Que les curieux se calment. Je ne vais pas donner un scoop dans ce journal intime pour le plaisir de démentir le magazine FORBES. Non, je ne dirai rien sur la fortune des Bouteflika. Mais, je fais remarquer que nous n’aurons aucun complexe à nourrir devant la famille royale marocaine si demain on venait à s’installer sur notre sol natal. Nous n’aurons aucune difficulté à justifier l’origine de notre fortune pour avoir eu à gouverner pendant plus de quinze ans, et plus j’espère, sur un pays pétrolier. Ceci sans compter les 13 années où le frangin était ministre des affaires étrangères. Même durant ce qui a été appelé sa traversée du désert, il a travaillé comme consultant chez beaucoup d’Emirs arabes qui lui ont bien garni ses comptes bancaires en Suisse.

Vers une monarchie républicaine

Pour l’instant, je m’efforce de tout mettre en place pour éterniser notre pouvoir. Nous vivons le passage vers une monarchie républicaine qui fait élire son souverain tous les cinq ans tout en lui assurant le succès sans qu’il ne se donne la peine de faire une campagne électorale ou solliciter la confiance des électeurs par un tout petit message. On se contentera du rôle qu’auront à jouer  les courtisans de la cour.

Quand je lis les commentaires de certains de ces sujets sur les réseaux sociaux et en réaction à l’information relayée par le seul quotidien algérien Echourouq, je me réjouis et cela m’encourage à persévérer pour faire perdurer le pouvoir des Bouteflika. Certains de ces sujets n’ont vu aucun inconvénient à ce que mon frère amasse une fortune de 245 millions de dollars. Il y en a même un qui a trouvé que « c’est méritée pour un homme qui a sacrifié sa vie pour l’Algérie.» D’autres n’ont pas manqué de voir, à travers la divulgation de cette information, une manœuvre marocaine pour  déstabiliser l’Algérie. D’autres encore, nourris au discours de la guerre des clans, pointent du doigt le DRS. Mais, quelques soient leurs divergences, ces braves sujets ne succombent jamais à l’influence des forces hostiles à notre pouvoir et ne voient aucun inconvénient à ce que Abdelaziz Bouteflika poursuive son œuvre à la tête de l’Etat algérien même à partir de son lit de douleur. Et si nécessaire c’est à moi, son frère, de prendre la lourde responsabilité de poursuivre cette œuvre puisqu’il ne peut y avoir personne d’autre que moi aussi fidèle et loyal au président.

L’amour du peuple algérien

J’ai la certitude que les Algériens aiment les Bouteflika. Et ce ne sont pas les quelques aigris et autres inconscients qui me démentiraient. Quelqu’un qui est inconscient de ses propres intérêts et qui ne cherche pas à tirer profit de ce que nous pouvons lui offrir ne peut pas servir les intérêts de la communauté. Ce ne sont pas, non plus, les quelques agitateurs du mouvement « BARAKAT » qui me feraient plier moi, Saïd Bouteflika le seul à avoir réussi à mettre à mes pieds ces supposés puissants généraux. A commencer par leur chef, le sergent Garcia …Salah, le chef d’état major, qui ne jure pus que par moi, le petit et frêle Saïd.
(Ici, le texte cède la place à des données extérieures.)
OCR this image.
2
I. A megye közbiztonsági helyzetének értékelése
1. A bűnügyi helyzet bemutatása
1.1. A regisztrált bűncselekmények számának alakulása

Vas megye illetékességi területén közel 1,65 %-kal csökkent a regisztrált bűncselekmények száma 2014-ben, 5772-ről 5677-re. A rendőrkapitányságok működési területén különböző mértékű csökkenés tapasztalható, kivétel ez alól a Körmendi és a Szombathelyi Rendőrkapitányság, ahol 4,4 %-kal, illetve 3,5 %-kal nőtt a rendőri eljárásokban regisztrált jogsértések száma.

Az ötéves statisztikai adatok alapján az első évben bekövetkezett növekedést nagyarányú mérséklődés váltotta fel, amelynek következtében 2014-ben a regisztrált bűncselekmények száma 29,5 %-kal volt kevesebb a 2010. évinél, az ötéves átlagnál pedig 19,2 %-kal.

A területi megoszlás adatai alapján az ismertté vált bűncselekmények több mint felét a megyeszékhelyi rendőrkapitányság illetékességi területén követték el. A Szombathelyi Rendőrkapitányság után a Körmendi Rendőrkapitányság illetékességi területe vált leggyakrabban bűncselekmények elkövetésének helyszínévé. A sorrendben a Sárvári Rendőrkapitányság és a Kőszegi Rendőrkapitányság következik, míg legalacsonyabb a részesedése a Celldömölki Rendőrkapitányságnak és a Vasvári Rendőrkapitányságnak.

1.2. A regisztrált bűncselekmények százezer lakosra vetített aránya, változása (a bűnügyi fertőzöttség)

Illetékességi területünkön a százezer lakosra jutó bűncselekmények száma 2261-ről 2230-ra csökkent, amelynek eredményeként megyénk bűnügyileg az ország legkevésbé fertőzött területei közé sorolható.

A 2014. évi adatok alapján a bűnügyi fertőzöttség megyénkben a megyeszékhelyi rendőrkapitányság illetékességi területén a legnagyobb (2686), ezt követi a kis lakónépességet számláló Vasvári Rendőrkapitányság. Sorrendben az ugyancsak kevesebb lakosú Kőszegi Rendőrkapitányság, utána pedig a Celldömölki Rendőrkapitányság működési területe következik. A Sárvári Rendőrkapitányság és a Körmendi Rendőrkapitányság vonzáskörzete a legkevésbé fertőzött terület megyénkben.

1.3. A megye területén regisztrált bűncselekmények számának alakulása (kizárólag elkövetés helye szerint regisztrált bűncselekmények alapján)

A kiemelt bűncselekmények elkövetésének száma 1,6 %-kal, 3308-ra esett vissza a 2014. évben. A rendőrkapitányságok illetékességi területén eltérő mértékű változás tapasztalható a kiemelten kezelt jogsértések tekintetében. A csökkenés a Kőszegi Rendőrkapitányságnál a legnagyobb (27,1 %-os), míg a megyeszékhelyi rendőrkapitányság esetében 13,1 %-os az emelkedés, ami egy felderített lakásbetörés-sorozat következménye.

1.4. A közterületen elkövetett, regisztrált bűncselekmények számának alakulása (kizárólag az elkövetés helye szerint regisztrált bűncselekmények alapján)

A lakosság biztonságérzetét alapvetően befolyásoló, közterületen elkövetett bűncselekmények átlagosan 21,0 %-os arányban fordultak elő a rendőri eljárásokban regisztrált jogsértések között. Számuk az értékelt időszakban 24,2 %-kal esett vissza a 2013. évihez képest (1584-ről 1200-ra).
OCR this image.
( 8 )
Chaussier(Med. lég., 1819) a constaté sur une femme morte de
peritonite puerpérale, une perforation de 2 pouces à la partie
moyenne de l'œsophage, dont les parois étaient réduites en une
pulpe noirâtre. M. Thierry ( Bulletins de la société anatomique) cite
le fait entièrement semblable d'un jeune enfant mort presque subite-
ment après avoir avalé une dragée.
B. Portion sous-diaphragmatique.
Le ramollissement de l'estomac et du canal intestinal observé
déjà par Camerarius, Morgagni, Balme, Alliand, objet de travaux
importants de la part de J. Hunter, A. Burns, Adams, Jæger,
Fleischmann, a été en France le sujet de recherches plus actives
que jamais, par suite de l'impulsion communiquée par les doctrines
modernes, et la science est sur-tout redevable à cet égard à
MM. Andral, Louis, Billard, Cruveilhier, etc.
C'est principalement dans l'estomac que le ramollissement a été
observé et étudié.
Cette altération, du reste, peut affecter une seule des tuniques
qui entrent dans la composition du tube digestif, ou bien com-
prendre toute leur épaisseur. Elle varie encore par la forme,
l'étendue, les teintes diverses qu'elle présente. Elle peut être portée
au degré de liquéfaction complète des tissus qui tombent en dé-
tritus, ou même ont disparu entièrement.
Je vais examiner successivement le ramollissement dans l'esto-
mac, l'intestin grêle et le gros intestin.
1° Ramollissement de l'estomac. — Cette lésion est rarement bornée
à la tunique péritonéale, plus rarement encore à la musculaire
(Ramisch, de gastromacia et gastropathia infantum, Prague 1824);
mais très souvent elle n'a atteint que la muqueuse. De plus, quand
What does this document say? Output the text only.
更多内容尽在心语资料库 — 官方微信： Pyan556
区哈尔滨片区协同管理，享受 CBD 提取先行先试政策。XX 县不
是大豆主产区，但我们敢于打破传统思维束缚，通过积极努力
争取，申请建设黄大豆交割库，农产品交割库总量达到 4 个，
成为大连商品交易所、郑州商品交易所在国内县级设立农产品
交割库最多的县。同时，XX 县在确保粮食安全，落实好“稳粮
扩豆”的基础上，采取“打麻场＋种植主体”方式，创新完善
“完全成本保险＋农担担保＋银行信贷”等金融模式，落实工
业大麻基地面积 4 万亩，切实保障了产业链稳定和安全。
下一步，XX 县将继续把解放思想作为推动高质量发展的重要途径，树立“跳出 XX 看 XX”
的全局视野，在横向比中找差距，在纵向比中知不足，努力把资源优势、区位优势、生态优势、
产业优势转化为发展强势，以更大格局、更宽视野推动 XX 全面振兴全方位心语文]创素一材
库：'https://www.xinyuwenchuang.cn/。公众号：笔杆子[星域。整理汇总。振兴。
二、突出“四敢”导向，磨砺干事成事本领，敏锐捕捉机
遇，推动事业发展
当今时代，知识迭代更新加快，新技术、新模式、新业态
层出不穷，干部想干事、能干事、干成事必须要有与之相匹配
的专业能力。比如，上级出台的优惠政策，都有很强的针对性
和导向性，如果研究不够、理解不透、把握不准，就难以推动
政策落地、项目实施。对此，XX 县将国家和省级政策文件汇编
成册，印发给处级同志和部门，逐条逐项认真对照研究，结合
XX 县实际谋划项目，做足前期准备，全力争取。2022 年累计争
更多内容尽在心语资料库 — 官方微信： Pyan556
Ma puissance face à ces généraux se confirme de jour en jour. Comme l’année passée quand j’avais hospitalisé le président à Paris, aucun d’eux n’avait osé mettre son nez dans les affaires familiales en cherchant à avoir de ses nouvelles. Ils ont compris que cela relève du secret de famille. C’est la même chose aujourd’hui. Depuis le 15 juillet, le président est au repos et aucun général n’a demandé à le voir ou à lui parler. Je suis leur seul interlocuteur. Les affaires familiales et le secret de famille ne relèvent pas de leurs prérogatives. Et ça, ils l’ont bien compris les Gaïd Salah, Toufik and co.